Published on: July 8, 2025 at 3:57 pm
A key to effective diversity training is to inspire a shift in trainees’ mindset so that they’re willing to engage with the material and discuss it with fellow participants, then—crucially—apply what they’ve learned by putting into practice in the workplace.
Academy of Management Scholar Quinetta Roberson of Michigan State University said that she and colleagues have thought a lot about what they can do to create a new model for diversity training.
“We asked ourselves, ‘How can we do this in a way that people can actually use it?’ and so we thought about some individual or trainee personas so that participants experience what has happened in organizations and how to address those situations,” Roberson said. “You have somebody who is apprehensive and is thinking, ‘I don’t want to go through this; I don’t want to engage because I don’t want anybody yelling at me’—maybe they’re conflict-averse, and they just don’t want to be part of that sensitive conversation.
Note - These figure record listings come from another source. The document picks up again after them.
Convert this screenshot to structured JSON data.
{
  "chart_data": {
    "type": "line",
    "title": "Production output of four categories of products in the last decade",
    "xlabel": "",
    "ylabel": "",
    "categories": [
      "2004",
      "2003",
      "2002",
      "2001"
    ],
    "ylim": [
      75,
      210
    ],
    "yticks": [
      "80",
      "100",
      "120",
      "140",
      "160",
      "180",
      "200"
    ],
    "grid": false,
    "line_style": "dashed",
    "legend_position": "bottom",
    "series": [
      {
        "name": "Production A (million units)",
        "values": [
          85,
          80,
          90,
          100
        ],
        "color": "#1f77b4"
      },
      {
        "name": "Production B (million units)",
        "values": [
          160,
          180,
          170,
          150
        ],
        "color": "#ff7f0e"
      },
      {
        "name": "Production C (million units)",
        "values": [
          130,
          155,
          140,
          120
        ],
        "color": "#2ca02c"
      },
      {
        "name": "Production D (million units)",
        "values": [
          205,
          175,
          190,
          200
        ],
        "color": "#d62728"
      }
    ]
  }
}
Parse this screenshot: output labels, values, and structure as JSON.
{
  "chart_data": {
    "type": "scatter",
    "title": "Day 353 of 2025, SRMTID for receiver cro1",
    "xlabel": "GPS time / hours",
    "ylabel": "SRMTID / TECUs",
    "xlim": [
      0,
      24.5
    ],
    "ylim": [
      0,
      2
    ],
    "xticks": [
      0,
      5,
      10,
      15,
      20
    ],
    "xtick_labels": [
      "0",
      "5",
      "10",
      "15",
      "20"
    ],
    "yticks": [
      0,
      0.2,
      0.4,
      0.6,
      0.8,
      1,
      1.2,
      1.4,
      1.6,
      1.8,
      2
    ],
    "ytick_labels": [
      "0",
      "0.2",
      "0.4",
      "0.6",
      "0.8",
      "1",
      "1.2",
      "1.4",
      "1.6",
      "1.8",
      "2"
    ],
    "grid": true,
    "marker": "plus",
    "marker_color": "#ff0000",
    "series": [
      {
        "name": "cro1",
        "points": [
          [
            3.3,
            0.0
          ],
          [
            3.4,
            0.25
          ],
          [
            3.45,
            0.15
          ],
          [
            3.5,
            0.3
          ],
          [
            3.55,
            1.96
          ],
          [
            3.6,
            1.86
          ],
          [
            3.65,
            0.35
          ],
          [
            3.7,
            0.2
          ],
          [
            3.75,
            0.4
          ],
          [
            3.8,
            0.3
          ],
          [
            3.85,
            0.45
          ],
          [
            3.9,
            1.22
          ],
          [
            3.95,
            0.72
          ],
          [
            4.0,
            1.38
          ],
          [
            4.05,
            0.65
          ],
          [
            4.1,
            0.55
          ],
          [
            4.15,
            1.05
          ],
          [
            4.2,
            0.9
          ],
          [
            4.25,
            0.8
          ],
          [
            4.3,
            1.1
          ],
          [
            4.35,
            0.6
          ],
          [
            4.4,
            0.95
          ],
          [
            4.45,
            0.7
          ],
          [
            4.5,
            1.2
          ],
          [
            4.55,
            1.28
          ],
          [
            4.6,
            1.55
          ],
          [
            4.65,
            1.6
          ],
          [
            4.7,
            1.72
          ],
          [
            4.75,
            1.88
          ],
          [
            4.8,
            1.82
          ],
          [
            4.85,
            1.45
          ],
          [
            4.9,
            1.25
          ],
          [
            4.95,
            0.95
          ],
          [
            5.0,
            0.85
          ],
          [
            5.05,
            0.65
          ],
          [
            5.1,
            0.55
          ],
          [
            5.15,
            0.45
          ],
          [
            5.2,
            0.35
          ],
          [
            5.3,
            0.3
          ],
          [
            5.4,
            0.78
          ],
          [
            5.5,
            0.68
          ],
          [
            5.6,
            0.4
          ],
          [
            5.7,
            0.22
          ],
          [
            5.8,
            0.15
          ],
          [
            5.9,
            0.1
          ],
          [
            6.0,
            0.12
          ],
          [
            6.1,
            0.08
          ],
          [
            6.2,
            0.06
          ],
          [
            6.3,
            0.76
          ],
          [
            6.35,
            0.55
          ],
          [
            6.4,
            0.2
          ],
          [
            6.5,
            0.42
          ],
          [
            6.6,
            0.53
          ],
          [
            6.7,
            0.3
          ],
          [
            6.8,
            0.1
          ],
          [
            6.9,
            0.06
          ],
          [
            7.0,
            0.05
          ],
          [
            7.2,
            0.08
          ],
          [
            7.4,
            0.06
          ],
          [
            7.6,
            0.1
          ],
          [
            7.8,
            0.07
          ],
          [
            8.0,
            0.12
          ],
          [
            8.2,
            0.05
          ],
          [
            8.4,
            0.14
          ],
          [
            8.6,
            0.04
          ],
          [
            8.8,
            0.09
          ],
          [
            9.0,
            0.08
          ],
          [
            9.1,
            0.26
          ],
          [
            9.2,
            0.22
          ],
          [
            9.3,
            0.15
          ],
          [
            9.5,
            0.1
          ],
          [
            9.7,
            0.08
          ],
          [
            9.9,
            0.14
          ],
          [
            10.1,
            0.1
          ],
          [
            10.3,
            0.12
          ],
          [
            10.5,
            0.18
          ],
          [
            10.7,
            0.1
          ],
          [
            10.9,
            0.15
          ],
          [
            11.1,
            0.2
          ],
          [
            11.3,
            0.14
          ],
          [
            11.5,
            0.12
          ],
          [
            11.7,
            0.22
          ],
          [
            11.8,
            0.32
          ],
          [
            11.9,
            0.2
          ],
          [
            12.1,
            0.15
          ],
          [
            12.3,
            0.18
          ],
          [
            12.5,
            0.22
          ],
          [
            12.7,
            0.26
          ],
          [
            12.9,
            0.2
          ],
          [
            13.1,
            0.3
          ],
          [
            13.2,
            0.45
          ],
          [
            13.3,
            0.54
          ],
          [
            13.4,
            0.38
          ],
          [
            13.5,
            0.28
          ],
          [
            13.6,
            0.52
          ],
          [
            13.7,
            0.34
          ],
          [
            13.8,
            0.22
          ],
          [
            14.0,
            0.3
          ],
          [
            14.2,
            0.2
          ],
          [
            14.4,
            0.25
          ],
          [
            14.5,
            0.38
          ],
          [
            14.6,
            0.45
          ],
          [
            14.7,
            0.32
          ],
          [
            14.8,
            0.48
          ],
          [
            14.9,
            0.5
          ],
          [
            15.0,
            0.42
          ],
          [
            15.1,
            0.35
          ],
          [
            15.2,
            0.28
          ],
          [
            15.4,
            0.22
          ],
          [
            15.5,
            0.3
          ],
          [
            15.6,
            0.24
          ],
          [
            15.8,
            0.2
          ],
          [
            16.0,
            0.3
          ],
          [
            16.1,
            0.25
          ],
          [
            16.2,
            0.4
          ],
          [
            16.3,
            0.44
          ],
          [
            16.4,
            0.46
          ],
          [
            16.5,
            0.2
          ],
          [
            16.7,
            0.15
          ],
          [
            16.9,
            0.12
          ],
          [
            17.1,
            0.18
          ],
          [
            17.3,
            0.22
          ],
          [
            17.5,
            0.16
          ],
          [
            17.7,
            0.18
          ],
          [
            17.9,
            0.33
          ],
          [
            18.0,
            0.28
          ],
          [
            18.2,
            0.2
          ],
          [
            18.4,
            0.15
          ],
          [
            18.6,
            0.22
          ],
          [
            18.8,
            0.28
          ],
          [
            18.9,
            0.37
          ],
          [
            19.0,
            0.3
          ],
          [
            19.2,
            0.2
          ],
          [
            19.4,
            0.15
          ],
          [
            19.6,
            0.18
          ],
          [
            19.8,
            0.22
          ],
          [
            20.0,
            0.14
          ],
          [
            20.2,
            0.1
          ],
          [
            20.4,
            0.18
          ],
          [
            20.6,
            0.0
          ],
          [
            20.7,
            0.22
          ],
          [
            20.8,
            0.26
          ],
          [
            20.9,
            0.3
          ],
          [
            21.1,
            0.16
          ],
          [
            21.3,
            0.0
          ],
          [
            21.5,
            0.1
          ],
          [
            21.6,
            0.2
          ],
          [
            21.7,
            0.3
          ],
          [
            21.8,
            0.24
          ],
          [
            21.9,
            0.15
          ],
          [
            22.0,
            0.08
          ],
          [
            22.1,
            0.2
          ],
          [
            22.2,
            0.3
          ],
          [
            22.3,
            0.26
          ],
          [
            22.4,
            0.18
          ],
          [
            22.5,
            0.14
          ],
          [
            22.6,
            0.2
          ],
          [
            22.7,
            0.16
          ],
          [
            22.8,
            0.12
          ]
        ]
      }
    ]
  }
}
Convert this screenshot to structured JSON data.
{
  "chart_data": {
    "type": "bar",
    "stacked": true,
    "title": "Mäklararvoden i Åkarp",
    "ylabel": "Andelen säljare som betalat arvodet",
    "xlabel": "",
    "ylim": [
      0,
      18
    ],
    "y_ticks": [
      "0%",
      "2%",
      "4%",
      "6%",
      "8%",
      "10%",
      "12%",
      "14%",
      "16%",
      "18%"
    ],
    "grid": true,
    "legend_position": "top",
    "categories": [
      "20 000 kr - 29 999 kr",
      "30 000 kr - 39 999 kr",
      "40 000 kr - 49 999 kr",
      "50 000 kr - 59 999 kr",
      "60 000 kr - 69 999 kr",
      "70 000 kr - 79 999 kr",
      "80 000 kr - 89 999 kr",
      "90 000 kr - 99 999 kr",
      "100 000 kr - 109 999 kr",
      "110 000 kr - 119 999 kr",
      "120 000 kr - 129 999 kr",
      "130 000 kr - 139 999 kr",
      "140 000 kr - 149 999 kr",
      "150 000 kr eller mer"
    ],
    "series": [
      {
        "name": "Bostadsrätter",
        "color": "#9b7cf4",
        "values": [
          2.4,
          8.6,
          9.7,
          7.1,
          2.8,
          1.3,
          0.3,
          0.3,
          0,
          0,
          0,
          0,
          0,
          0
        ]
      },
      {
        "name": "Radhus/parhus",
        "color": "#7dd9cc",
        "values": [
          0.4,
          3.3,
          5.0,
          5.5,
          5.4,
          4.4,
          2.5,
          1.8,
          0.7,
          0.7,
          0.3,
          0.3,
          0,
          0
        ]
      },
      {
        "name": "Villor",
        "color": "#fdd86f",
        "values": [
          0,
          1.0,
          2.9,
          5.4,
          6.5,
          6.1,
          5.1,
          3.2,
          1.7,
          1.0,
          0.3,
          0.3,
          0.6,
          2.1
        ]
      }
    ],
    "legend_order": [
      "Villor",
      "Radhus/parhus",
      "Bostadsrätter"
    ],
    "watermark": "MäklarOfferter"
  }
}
“At same time, you have trainees who are very zealous, somebody who thinks, ‘I know everything, and I could basically teach this training myself,’ and their motivation and learning is also stifled because they’re already thinking, ‘I got this’—they don’t necessarily feel like there’s anything for them to learn,” she said. “So we wanted to create this diversity-training model that’s applicable to everybody.
“Regardless of whether somebody is resistant or 100% gung-ho, how do you get that person engaged? How do you get them to into the proper mindset for the training and wanting to learn and engage and, most importantly, use it once they get back into the work environment?”